Hay que impedir a toda costa que esa vergüenza sea lo único que nos quede, de esta maldición que se ha posado sobre Venezuela. Esa vergüenza tiene que acompañarse de una actitud vigilante que se trasmita de generación en generación, que sea capaz de detectar y extirpar de raíz cualquier nuevo intento por instalar el odio entre los venezolanos, como fuente de autoridad.

La terrible catástrofe provocada por Hugo Chávez, Nicolás Maduro y la camarilla de reptantes aduladores que los han acompañado, tiene que convertirse en el peor recuerdo de quienes habitamos en Venezuela. Verá la luz el día en que la sola sospecha de que algún interlocutor extranjero tiene la intención de mencionar alguno de esos nombres, nos haga impedir mantener la conversación por la vergüenza que esta tragedia, que se convertirá en recuerdos, tiene que llegar a representar para todo aquel que se llame venezolano.

Aunque todos tendremos comprometida nuestra responsabilidad en esta desgracia, bien por acción o por omisión, hay unos sectores que recibirán – y ya están recibiendo un adelanto de eso – una factura mayor, por haber traicionado el juramento de sostener la soberanía del pueblo venezolano. El padre Ugalde, aunque no creo que él ni la institución que representa se hayan hecho acreedores del derecho de lanzar la primera piedra, apunta con su dedo en la dirección correcta.
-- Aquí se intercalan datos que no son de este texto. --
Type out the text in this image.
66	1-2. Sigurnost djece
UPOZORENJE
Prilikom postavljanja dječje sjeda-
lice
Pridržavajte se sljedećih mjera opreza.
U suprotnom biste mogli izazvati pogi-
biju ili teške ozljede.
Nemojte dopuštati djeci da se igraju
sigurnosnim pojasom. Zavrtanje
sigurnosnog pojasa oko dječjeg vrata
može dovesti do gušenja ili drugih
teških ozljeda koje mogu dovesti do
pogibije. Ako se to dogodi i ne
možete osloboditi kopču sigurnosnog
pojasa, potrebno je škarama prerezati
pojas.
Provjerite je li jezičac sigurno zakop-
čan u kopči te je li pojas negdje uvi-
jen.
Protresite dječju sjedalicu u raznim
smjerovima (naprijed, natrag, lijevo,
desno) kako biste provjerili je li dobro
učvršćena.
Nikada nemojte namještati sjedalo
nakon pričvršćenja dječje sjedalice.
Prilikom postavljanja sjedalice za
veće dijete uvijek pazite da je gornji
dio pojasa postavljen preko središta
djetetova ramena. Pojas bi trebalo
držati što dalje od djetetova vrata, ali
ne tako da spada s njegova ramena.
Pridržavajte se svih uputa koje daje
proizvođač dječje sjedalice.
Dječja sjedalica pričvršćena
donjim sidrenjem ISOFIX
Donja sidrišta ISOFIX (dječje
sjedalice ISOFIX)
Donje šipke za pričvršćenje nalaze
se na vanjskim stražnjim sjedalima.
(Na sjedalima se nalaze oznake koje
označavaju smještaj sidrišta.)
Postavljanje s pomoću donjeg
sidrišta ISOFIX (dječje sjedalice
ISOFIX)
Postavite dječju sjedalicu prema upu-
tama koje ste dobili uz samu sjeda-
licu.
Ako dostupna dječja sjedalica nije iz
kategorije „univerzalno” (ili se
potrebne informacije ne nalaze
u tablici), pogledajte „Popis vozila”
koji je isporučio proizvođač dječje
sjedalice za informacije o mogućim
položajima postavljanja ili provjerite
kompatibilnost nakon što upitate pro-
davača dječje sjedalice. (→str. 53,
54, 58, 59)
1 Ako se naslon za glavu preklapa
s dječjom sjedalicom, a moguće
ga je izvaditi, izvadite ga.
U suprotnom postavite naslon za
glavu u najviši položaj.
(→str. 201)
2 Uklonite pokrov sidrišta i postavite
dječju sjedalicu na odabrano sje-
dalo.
Esta dictadura va a pasar, como han pasado todas. Con la desesperación que les imprime el calor del Sol en sus espaldas, ellos lo saben y lo sienten mejor que nadie. Pareciera que entre sus filas se agotó el instinto de supervivencia y ganó la tesis de echar el resto. Aunque soy partidario del diálogo, porque el diálogo siempre se impone, antes o después del parte de las bajas, creo que lo mejor que puede pasarle a Venezuela es que este súmmum del odio que es el castrochavismo, se extinga por completo. Y que solo nos quede de eso, la suprema vergüenza venezolana por haber permitido que esto ocurriera.
Va de suyo que hablo de aquí y de ahora.